For some of us, it’s hard to believe it’s been almost 11 years since Hurricane Katrina slammed into the gulf coast, rupturing New Orleans’ fragile levee system, leaving most of the city underwater, and killing almost two thousand people. By any measure, it was a huge event. But within the catastrophe were thousands of small stories. People searching for a meal, or medical care. People waiting for transportation out of New Orleans. People who wanted to let family members know they survived the storm. Newberry Honor author Rodman Philbrick successfully crafts such a small, personal story in his novel Zane and the Hurricane.
Twelve-year old Zane Dupree lives in New Hampshire with his single mother and faithful dog, Bandy. Zane’s father died in an auto accident before Zane was born, and the family has no association or knowledge of his relatives. However, Zane’s mother has recently located Zane’s great-grandmother “Miss Trissy” who lives in New Orleans. Reluctantly, Zane agrees to fly to New Orleans to spend some time with Miss Trissy, with Bandy along to keep him company.
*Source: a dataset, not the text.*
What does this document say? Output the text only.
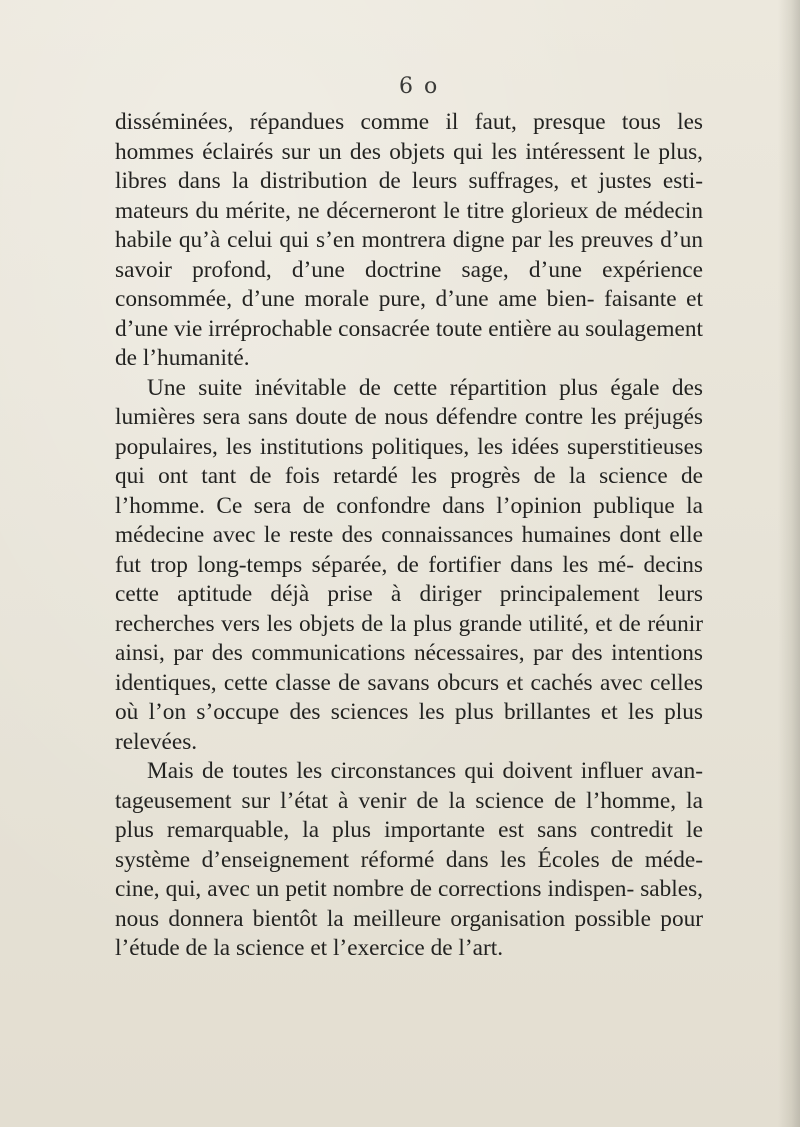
6 o

disséminées, répandues comme il faut, presque tous les hommes éclairés sur un des objets qui les intéressent le plus, libres dans la distribution de leurs suffrages, et justes esti- mateurs du mérite, ne décerneront le titre glorieux de médecin habile qu’à celui qui s’en montrera digne par les preuves d’un savoir profond, d’une doctrine sage, d’une expérience consommée, d’une morale pure, d’une ame bien- faisante et d’une vie irréprochable consacrée toute entière au soulagement de l’humanité.

Une suite inévitable de cette répartition plus égale des lumières sera sans doute de nous défendre contre les préjugés populaires, les institutions politiques, les idées superstitieuses qui ont tant de fois retardé les progrès de la science de l’homme. Ce sera de confondre dans l’opinion publique la médecine avec le reste des connaissances humaines dont elle fut trop long-temps séparée, de fortifier dans les mé- decins cette aptitude déjà prise à diriger principalement leurs recherches vers les objets de la plus grande utilité, et de réunir ainsi, par des communications nécessaires, par des intentions identiques, cette classe de savans obcurs et cachés avec celles où l’on s’occupe des sciences les plus brillantes et les plus relevées.

Mais de toutes les circonstances qui doivent influer avan- tageusement sur l’état à venir de la science de l’homme, la plus remarquable, la plus importante est sans contredit le système d’enseignement réformé dans les Écoles de méde- cine, qui, avec un petit nombre de corrections indispen- sables, nous donnera bientôt la meilleure organisation possible pour l’étude de la science et l’exercice de l’art.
Unfortunately, Zane’s trip to the Crescent City coincides with Hurricane Katrina.
Miss Trissy lives in the Lower Ninth Ward, and her culture is classic New Orleans. (Zane is bi-racial, and has been exposed only to his mother’s European-American culture in New Hampshire.) Within a few days, Zane has acquired an interest in his African-American/New Orleans heritage, curiosity about his father’s upbringing, and a genuine love for his great-grandmother.
And then, hurricane Katrina – reinvigorated by the warm gulf waters – takes a sharp turn north and heads straight for New Orleans. Miss Trissy, Zane, and Bandy secure seats on a church bus for the snails-pace evacuation. But the nervous canine hops out the bus window, and Zane follows the dog on foot down the highway. The chase ends back at Miss Trissy’s house, where Zane and Bandy have no choice but to ride-out the storm. After the storm, Zane and Bandy are rescued from the attic by an injured jazz musician and a young girl paddling a canoe through the tepid, foul waters of post-Katrina New Orleans. Zane and the Hurricane tells their struggle to find food, water, and shelter while moving across the decimated city.
It’s a small story, told with grace and sensitivity. There’s a menacing street thug, and a tension-filled run-in with a private security force, but the real antagonist is the flooded city itself. There are episodes of great compassion and abject cruelty. There’s clarity and confusion. There’s hope, followed by crashing dejection. In other words, it’s humanity on display. Our main characters – exquisitely developed – react and grow in the impossible surroundings.
If you’re looking for a book to teach figurative language – especially simile and metaphor – this is it. Here’s a quick example.
"We glide away from what’s left of Grammy’s house and into another world, or so it seems. A world of rooftops poking above the flood like little black islands, and trees clawing up through the water like the gnarled hands of the drowned. A world where the water and the sky melt together, until you can’t tell where one begins and the other ends."
I could teach that all week! You could too. There are dozens of such passages in the book.
Catastrophe stories are popular with tween readers, and Zane and the Hurricane certainly fits that bill. Thoughtful readers who can empathize with the human side of tragedy will appreciate the book even more. Buy at least a couple of copies for your library media center, and include it in your upper elementary and middle school classroom library. And language arts teachers – you have a true gem for teaching descriptive passages and figurative language.